Two-hundred-and-seventy members of the class of 1989 chose Harvard over Princeton, while only 73 turned down a chance to come to Cambridge for a four-year stay at Princeton.
"Harvard is a very attractive place to go," said Spencer Reynolds, Princeton's assistant dean of admissions. "The numbers have been fairly consistent over the years. Harvard has been the college students choose [over the other three] and represents the largest loss we have."
Those students that decline admission to Harvard go to Yale, Stanford, and Princeton, said Harvard's Director of Admissions Laura G. Fisher. "But they lose more than twice as many to us as we lose to them."
Harvard's 73.8 percent yield, the highest in the Ivy League, has been pretty constant over the last ten years, said Fisher.
Harvard has led the field among those schools that attract students from Stanford, said Jean Fetter, Dean of Undergraduate admissions at Stanford. Out of the 903 that turned down Stanford last year, 203 went to Harvard, 100 to Princeton, 92 to Yale, 60 to MIT, 36 to Berkeley, and 28 to Brown.
"Those top five schools have remained the same since 1979," said Fetter.
However, fewer students are turning down Stanford. The Princeton report showed an increase in students rejecting Princeton for the Palo Alto, Cal. campus. Although Harvard still takes more students from Princeton than any other school, Stanford is now number two, surpassing Yale.

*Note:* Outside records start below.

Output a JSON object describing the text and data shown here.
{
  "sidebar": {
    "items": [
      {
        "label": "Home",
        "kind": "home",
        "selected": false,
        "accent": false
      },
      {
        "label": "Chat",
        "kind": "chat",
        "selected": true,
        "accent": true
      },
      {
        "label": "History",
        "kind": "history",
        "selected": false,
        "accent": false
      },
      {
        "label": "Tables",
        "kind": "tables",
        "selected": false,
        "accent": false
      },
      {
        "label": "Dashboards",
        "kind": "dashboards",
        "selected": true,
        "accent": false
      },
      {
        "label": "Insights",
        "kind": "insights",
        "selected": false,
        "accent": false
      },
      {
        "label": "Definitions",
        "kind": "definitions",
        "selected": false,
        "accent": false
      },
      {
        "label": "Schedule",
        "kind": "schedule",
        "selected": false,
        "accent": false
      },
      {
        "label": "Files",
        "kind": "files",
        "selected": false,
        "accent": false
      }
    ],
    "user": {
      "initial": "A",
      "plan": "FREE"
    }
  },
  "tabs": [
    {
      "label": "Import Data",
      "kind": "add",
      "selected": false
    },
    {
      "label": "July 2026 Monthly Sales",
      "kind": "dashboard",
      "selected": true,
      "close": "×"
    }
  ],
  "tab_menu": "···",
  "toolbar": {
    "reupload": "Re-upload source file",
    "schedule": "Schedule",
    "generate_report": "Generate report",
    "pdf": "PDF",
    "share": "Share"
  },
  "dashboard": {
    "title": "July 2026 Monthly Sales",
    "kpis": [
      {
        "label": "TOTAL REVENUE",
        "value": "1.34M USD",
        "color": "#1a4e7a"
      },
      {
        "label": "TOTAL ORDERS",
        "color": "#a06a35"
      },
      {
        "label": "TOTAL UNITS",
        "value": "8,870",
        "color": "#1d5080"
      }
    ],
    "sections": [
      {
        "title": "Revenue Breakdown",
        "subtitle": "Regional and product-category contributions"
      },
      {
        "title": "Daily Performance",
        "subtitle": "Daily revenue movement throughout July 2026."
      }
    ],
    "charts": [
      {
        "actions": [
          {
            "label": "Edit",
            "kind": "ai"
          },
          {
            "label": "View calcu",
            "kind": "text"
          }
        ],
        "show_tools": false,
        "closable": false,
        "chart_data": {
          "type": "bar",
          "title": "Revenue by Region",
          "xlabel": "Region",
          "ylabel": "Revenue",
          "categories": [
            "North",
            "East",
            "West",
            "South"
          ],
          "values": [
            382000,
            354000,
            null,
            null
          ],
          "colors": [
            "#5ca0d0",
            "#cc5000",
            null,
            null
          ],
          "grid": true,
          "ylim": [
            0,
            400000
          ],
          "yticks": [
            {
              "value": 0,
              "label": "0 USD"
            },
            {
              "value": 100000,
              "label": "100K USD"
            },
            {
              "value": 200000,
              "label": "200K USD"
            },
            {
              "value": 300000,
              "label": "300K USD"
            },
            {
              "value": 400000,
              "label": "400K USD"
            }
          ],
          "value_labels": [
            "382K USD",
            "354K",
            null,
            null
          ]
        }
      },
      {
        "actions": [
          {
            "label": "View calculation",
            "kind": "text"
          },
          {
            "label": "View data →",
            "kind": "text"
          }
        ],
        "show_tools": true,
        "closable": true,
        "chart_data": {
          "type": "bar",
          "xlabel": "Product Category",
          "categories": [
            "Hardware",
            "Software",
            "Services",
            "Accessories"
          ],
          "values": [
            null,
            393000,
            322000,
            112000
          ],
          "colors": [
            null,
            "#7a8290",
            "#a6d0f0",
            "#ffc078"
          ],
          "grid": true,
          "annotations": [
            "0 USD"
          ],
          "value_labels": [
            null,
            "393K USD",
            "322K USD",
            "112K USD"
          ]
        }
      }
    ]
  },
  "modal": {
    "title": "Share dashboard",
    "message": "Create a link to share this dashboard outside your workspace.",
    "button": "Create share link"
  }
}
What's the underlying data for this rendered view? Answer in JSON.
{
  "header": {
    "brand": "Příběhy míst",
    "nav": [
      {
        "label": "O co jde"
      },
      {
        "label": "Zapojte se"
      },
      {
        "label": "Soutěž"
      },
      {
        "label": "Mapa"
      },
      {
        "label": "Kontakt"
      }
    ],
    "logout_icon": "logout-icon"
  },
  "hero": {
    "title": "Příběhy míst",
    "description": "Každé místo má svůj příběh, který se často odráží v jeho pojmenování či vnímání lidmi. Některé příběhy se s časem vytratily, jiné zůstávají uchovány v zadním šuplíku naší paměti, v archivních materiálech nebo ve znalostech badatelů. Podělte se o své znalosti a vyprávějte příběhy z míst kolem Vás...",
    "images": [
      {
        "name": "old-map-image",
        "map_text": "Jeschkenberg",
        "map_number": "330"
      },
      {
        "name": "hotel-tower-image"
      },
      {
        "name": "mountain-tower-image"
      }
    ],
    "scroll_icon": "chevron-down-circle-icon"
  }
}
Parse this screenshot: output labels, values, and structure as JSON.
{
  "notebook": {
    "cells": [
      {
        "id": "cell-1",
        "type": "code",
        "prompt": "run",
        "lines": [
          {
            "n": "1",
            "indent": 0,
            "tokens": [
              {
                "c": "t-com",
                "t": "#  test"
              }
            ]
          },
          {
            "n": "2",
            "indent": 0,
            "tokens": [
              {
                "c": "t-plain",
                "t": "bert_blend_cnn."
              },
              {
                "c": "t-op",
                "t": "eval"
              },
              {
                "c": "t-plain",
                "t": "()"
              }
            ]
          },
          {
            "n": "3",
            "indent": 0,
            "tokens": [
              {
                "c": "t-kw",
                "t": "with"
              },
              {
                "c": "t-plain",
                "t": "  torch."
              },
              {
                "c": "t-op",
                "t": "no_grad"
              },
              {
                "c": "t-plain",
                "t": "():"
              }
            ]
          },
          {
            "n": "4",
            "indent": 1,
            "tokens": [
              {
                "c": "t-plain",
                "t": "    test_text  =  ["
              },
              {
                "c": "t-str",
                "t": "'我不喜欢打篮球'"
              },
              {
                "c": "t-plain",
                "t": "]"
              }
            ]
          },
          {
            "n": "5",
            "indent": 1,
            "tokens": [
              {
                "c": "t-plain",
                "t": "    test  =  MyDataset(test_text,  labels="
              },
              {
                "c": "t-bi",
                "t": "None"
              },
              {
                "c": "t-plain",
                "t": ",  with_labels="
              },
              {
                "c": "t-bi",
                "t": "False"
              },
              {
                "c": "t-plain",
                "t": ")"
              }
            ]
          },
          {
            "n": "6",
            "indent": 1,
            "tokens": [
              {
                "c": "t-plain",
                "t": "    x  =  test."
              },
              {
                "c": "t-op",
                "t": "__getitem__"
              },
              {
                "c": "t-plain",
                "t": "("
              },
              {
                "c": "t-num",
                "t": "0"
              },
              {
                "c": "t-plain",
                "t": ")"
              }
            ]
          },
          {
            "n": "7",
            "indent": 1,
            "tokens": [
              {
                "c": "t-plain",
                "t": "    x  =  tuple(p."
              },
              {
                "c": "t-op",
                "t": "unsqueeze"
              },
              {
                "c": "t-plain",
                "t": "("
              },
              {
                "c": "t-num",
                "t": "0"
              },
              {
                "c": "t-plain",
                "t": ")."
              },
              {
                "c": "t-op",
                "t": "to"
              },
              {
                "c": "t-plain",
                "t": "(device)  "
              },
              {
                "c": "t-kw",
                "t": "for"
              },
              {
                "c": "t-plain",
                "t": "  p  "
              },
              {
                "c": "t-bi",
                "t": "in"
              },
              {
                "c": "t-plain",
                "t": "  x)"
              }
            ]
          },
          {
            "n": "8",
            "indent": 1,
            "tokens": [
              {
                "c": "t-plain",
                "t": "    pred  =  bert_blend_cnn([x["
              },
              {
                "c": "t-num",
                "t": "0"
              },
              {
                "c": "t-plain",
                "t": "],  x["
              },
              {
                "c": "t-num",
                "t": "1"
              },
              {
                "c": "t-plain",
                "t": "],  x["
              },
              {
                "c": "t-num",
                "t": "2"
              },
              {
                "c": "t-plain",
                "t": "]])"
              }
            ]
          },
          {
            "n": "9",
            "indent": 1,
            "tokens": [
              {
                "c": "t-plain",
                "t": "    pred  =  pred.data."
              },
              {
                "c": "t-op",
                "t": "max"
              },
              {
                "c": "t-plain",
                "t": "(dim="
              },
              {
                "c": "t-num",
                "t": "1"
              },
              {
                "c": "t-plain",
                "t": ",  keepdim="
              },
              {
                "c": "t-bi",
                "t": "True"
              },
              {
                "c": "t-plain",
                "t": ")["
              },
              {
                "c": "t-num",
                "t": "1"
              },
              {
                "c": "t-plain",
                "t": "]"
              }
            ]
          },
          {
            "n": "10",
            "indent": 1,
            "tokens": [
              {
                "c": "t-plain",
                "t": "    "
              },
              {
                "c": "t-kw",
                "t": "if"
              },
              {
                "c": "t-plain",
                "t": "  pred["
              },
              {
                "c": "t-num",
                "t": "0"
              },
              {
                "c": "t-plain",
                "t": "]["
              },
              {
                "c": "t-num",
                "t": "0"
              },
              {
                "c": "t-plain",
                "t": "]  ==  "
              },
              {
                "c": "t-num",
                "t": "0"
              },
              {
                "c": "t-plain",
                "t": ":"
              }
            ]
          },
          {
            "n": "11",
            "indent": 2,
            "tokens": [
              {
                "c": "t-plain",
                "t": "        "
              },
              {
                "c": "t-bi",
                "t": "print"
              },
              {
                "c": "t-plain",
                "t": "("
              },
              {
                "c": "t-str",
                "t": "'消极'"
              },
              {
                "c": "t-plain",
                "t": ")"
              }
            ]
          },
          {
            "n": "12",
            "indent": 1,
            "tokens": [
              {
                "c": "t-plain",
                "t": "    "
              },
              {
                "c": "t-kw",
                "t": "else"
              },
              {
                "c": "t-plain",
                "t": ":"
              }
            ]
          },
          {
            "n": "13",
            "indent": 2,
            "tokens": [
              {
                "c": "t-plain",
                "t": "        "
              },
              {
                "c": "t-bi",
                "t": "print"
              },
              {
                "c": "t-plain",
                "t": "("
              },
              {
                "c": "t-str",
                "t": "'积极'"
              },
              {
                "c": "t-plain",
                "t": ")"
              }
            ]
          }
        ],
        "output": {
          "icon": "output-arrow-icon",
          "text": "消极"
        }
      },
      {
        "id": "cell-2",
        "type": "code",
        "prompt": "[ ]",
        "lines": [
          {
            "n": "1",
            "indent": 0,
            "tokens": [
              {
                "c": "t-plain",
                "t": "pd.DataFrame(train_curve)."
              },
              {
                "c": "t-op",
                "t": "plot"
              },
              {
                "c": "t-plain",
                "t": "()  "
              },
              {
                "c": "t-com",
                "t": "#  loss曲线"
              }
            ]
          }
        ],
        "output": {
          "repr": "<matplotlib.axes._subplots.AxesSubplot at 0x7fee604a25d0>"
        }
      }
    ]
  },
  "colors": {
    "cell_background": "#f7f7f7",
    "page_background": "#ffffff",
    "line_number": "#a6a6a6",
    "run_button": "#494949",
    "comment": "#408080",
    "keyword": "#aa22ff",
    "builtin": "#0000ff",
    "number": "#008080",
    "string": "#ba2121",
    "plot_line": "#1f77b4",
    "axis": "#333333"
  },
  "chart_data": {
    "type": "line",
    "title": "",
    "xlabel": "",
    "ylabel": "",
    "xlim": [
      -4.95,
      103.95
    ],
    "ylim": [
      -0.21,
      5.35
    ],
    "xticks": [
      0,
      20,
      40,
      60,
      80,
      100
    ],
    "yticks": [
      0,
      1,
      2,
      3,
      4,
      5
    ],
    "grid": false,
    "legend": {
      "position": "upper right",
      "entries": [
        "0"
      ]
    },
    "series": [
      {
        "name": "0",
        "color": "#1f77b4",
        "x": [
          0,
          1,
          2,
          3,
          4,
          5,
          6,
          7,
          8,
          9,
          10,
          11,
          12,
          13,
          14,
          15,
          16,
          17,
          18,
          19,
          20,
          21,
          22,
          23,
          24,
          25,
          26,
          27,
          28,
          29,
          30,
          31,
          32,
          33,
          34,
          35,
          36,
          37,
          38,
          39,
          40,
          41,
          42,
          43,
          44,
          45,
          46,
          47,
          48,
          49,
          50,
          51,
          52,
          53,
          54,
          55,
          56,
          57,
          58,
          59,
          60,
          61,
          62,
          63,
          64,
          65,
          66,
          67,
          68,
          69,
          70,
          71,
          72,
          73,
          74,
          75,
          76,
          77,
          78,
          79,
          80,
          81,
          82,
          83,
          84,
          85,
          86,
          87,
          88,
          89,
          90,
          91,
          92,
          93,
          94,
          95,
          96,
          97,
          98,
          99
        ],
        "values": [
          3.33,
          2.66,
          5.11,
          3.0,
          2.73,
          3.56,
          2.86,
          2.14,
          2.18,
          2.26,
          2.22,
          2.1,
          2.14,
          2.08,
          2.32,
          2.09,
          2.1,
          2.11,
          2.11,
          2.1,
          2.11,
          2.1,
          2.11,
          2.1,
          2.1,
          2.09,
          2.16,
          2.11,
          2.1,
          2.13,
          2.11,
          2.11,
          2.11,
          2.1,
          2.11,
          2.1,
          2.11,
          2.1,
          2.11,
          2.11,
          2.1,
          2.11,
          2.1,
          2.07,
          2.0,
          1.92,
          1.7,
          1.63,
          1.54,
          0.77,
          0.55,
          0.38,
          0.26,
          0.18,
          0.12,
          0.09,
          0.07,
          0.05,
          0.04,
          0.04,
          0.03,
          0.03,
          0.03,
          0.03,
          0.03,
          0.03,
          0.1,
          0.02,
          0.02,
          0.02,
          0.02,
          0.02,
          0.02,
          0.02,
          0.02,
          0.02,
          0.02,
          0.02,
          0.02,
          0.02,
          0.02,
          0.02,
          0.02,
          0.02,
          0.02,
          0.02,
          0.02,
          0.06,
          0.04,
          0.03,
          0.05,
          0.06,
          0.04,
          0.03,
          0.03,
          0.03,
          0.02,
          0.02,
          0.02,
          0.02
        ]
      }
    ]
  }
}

Princeton lost 155 students to Stanford last year, but only 135 to Yale, according to the report.
Fetter attributed Stanford's rise in popularity along the east coast to its becoming in increasingly well known as a national university. She said that national prominence has been achieved largely through the high quality of Stanford's faculty and the extremely strong leadership of the past set of university presidents.
"Stanford is considered a 'hot' college. It's appeal may be faddish, but it's a terrific university," said Princeton's Reynolds.
Stanford is a hot college in other ways. But Fetter cautioned that even though "the sun shines more, the temperature is higher, students should not be misled.. [into thinking] the academics are laid back."